How does weight stigma affect physical health?
It affects health through several pathways. Cortisol rises, both acutely and over time. Markers of inflammation increase. Eating patterns become disrupted. People avoid medical appointments. Engagement with clinical advice falls. These effects are measurable, and they hold independently of body mass index.
Why does feeling judged make losing weight more difficult?
Because the body's response to chronic judgement matches its response to chronic stress — and that response includes the same hormonal patterns that drive weight gain in the first place. Cortisol elevated. Hunger signals disrupted. Storage shifted towards the middle. The biology works against the effort.
Can clinical care really be different?
Yes — and increasingly, it is. Stigma-aware care isn't a matter of bedside manner. It's a clinical methodology: the questions asked, the language used, the way history is taken, the way decisions are explained.
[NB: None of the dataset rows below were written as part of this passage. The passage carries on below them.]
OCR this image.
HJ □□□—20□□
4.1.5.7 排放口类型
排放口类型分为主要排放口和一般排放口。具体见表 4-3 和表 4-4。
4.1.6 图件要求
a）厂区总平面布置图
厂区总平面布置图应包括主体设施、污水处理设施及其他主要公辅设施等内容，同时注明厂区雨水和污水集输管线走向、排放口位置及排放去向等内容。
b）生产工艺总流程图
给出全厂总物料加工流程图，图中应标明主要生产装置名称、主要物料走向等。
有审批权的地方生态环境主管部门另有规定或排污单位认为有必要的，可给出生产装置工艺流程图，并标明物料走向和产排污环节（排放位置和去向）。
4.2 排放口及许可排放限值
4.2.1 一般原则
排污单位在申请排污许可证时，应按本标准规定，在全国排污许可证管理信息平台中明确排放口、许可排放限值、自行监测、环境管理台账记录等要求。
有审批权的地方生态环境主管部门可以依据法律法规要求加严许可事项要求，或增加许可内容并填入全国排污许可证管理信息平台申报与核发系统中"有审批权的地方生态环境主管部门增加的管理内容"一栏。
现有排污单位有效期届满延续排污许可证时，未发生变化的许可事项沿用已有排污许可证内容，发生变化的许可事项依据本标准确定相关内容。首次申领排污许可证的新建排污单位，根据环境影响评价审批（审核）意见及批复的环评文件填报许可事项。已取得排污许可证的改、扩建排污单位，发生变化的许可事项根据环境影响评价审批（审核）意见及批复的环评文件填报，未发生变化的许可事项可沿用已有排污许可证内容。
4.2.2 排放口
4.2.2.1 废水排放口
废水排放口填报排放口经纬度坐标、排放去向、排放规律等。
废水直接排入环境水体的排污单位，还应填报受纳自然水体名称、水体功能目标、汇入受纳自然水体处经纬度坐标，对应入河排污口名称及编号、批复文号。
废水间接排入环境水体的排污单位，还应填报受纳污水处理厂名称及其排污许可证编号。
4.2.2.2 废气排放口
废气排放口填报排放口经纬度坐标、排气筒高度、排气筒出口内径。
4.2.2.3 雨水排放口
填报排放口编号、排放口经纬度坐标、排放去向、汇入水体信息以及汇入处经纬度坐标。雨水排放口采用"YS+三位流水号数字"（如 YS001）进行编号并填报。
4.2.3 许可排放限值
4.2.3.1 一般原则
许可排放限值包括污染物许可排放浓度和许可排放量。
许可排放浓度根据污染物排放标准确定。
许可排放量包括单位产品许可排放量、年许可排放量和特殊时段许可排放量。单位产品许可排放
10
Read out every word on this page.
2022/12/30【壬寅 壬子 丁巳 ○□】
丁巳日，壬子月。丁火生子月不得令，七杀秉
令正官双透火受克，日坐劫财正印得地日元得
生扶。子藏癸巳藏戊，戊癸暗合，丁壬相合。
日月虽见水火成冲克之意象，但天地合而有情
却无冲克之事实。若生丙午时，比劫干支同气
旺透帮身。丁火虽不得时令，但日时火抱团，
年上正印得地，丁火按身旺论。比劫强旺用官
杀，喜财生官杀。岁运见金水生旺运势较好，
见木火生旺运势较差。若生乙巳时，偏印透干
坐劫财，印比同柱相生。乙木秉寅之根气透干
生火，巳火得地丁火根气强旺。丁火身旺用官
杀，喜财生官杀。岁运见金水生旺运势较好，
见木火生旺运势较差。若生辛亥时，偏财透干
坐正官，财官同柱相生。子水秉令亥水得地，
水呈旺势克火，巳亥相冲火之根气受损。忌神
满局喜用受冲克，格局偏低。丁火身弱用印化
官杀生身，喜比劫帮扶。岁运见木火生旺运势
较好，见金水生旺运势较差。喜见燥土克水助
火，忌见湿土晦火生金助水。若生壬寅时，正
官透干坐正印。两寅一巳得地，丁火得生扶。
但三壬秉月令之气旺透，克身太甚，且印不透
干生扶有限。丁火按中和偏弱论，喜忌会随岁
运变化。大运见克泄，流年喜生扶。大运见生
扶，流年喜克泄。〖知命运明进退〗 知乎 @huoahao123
Clinics that train for it deliver better diagnostic accuracy and better long-term outcomes. The clinical rigour stays where it ought to be. What changes is the conversation around it.
Does any of this apply to people living with type 2 diabetes?
Very much so. The research on diabetes-related stigma shows almost identical patterns to the research on weight stigma. If you live with both — as many do — you are likely to have encountered a doubled share of difficult conversations. Care that understands the overlap is what good practice should look like.